The Republic qualified for Euro '88, they reached the quarter-finals of 1990 World Cup, where they lost to hosts Italy, and got to the last-16 of the 1994 World Cup.
During this period, neither side needed the other to be competitive.
However, in the 24-years since the Republic qualified for the 1994 World Cup, their success has nosedived.
The island of Ireland has had a team reach the World Cup just once in this period - when the Republic qualified for the 2002 World Cup.
They qualified for Euro 2012, where they were hammered by Croatia, Spain and Italy and scored just one goal.
Both teams reached the last-16 of Euro 2016, the largest European Championships in history featuring 24 countries.
The North topped their qualification group. But, under the previous format, the Republic would not have reached France as they finished third in their qualification group.
Both teams lost in the World Cup playoffs last November, albeit in contrasting circumstances.
Both teams are on course to relegated from their Uefa Nations League group when the campaign concludes over the coming days. Both face tough times in the years ahead.
Support for a United Ireland team
Moore writes that there were attempts to form a United Ireland team in the 1970s, and there was support for the idea from both sides. But the violence and bitterness of the Troubles meant it never got off the ground.

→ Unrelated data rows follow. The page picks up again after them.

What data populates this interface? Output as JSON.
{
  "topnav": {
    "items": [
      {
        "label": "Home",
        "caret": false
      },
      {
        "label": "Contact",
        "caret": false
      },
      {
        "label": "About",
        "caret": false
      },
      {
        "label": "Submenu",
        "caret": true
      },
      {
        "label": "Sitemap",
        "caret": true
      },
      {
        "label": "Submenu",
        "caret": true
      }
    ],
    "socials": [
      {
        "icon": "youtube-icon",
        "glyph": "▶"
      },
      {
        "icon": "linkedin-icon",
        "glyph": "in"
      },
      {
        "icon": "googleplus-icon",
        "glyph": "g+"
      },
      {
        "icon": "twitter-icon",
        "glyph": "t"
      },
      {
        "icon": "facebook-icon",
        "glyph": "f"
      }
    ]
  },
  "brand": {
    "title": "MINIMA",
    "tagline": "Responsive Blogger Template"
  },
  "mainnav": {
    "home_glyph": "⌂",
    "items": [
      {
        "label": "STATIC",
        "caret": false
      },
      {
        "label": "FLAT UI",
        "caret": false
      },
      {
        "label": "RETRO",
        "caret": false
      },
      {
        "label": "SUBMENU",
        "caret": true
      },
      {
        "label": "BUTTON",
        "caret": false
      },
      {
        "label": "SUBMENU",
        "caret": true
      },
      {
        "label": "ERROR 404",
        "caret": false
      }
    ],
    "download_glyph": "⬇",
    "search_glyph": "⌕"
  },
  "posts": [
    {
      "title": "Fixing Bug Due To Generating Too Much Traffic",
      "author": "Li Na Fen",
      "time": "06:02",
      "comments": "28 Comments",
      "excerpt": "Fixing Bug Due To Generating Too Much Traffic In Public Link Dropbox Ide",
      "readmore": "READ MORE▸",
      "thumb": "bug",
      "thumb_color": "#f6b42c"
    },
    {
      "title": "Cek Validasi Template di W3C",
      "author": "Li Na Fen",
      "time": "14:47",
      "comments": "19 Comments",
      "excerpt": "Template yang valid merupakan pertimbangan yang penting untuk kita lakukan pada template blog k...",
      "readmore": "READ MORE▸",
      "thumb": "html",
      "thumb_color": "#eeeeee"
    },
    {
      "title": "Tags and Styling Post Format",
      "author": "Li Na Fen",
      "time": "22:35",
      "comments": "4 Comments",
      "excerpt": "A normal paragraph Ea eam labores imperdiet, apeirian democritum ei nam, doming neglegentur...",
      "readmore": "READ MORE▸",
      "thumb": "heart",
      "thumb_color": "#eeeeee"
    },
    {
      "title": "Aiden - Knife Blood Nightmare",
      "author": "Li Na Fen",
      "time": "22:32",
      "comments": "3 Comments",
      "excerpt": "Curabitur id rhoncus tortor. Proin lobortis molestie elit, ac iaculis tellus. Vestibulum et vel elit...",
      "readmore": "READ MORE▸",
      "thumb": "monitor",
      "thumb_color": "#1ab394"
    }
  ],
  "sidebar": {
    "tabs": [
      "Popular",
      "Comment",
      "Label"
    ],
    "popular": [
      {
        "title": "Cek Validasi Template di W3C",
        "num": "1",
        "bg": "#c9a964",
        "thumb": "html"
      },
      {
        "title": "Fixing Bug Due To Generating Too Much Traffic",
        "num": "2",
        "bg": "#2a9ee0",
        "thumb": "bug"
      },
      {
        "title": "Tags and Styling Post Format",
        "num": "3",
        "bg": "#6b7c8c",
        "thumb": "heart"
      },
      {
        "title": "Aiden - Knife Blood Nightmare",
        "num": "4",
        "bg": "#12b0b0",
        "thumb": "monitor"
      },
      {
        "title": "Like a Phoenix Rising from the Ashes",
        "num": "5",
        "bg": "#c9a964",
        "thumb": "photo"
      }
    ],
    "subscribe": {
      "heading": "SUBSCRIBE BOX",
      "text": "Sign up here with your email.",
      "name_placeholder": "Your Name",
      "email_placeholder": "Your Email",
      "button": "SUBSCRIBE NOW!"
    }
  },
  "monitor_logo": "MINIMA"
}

A United Ireland side, under the guise of a "Shamrock Rovers XI", played against Brazil in a friendly at Lansdowne Road in 1973, at the height of the Troubles. There were 12 players from the Republic and seven from the North in the squad.
John Giles, Pat Jennings and Martin O'Neill were among those to take part in the 4-3 defeat to the then-world champions.
"The two associations didn't agree with the match being played," Giles said.
"Or they didn’t support it, but we were footballers. People like Pat Jennings, Martin O'Neill – I felt similar to them, that it was an honour to play with them."
The players have always generally been in favour of a United Ireland team, particularly George Best, one of the greatest footballers to come from the island.
Norman Whiteside, a Protestant from the Shankill Road in Belfast, a loyalist stronghold, was best friends with Paul McGrath, a Catholic from Crumlin in Dublin, when the pair played for Manchester United in the 1980s.
If there was United Ireland team, the players would probably be the last to object to it. When it comes down to it, they're all Irish, despite coming from different backgrounds.
Compromise for the greater good
For a United Ireland team to happen, it would require compromise on both sides regarding cultural symbols - such as flags and anthems. And some self-interest would have to be set aside. But this compromise would be a small price to pay to gain a national team that represents the entire island.
The two associations could also continue to operate. They would possibly form a federation to oversee the governance of the national team. They would also work together and share the responsibility to develop players, instead of trying to poach young players from the other side.
A national domestic league would also be beneficial to clubs from north and south of the border.
Ireland could be set to bid for the 2030 World Cup as co-hosts with England, Wales, Scotland and Northern Ireland. Imagine a United Ireland team representing the country on home soil in a World Cup.
But the case for a United Ireland team isn't based on sentimental reasons. It's about practical concerns.
The fortunes of Irish football have declined since the game became globalised in the 1990s, as it has for several small and medium-sized countries.
The signs suggest it will only get worse unless a proactive approach is taken. Holding on to the past will consign Irish football to the past. Some radical change is needed if the island is to be competitive again on the international stage.